Some genes suggest specific treatments to pursue or avoid. For example, in treating patients with Dravet syndrome and mutations in SCN1A, “we tend to avoid lamotrigine and phenytoin,” Dr. Poduri said. In general, neurologists avoid these sodium channel agents because they have seen patient worsening, although these recommendations are not universal, she said.
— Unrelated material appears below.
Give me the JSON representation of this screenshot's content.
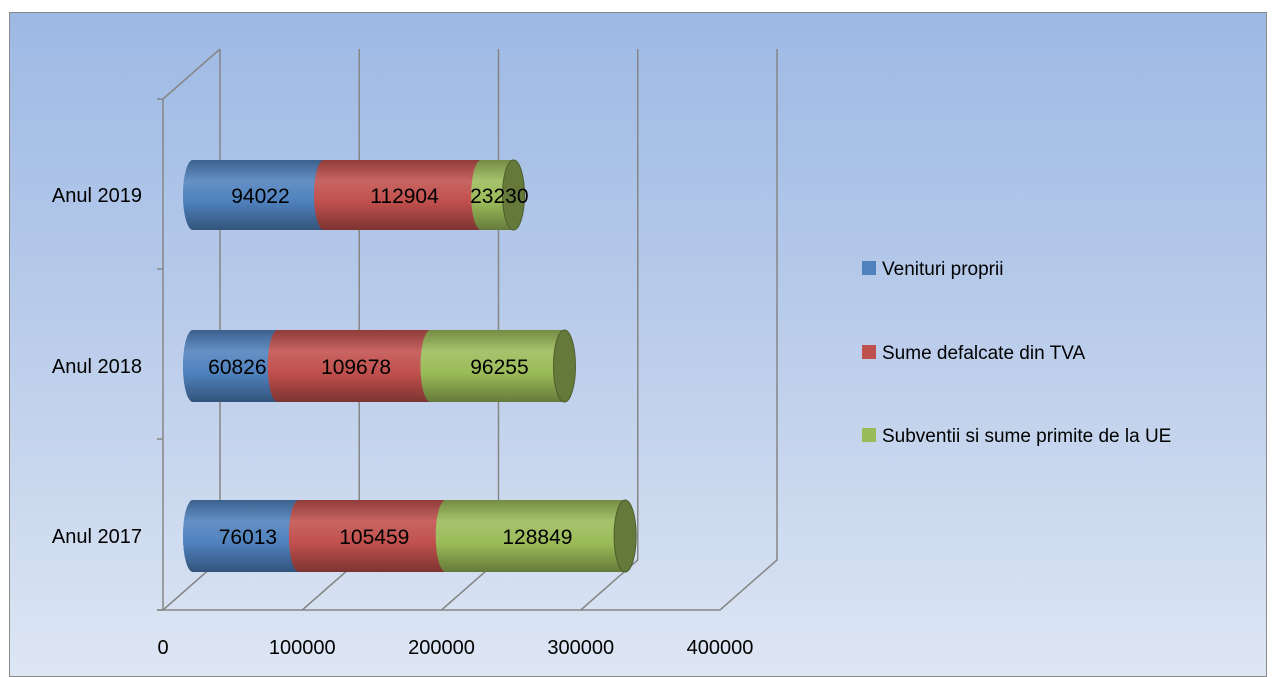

According to recent case reports, patients with SCN2A- and SCN8A- associated encephalopathies have responded to high-dose phenytoin. Mutations in SLC2A1 are associated with glucose transporter type 1 deficiency, which can be treated with the ketogenic diet. Mutations in ALDH7A1 are associated with pyridoxine deficiency, and mutations in PNPO are associated with a pyridoxal-5-phosphate deficiency. Rectifying the deficiencies may affect seizures in some cases, Dr. Poduri said. Pierson et al reported in 2014 the case of a child with a GRIN2A mutation that changed leucine to methionine at amino acid position 812. This change increased the potency of the NMDA agonists glutamate and glycine. Investigators found that, with this mutation, memantine can block the excessive gain of function response. With adjunctive memantine therapy, the child had a dramatic reduction in seizures, although not a dramatic improvement in development, Dr. Poduri said. The child had been receiving treatment with lacosamide, rufinamide, and valproic acid. After starting memantine, lacosamide and rufinamide were tapered off.
A precise genetic diagnosis also might influence the decision between epilepsy surgery and medical treatment. For example, if a patient with infantile spasms and a mutation in SCN1A has a focal lesion, a neurologist may consider surgery, but some studies suggest that outcomes are not always favorable for these patients, Dr. Poduri said.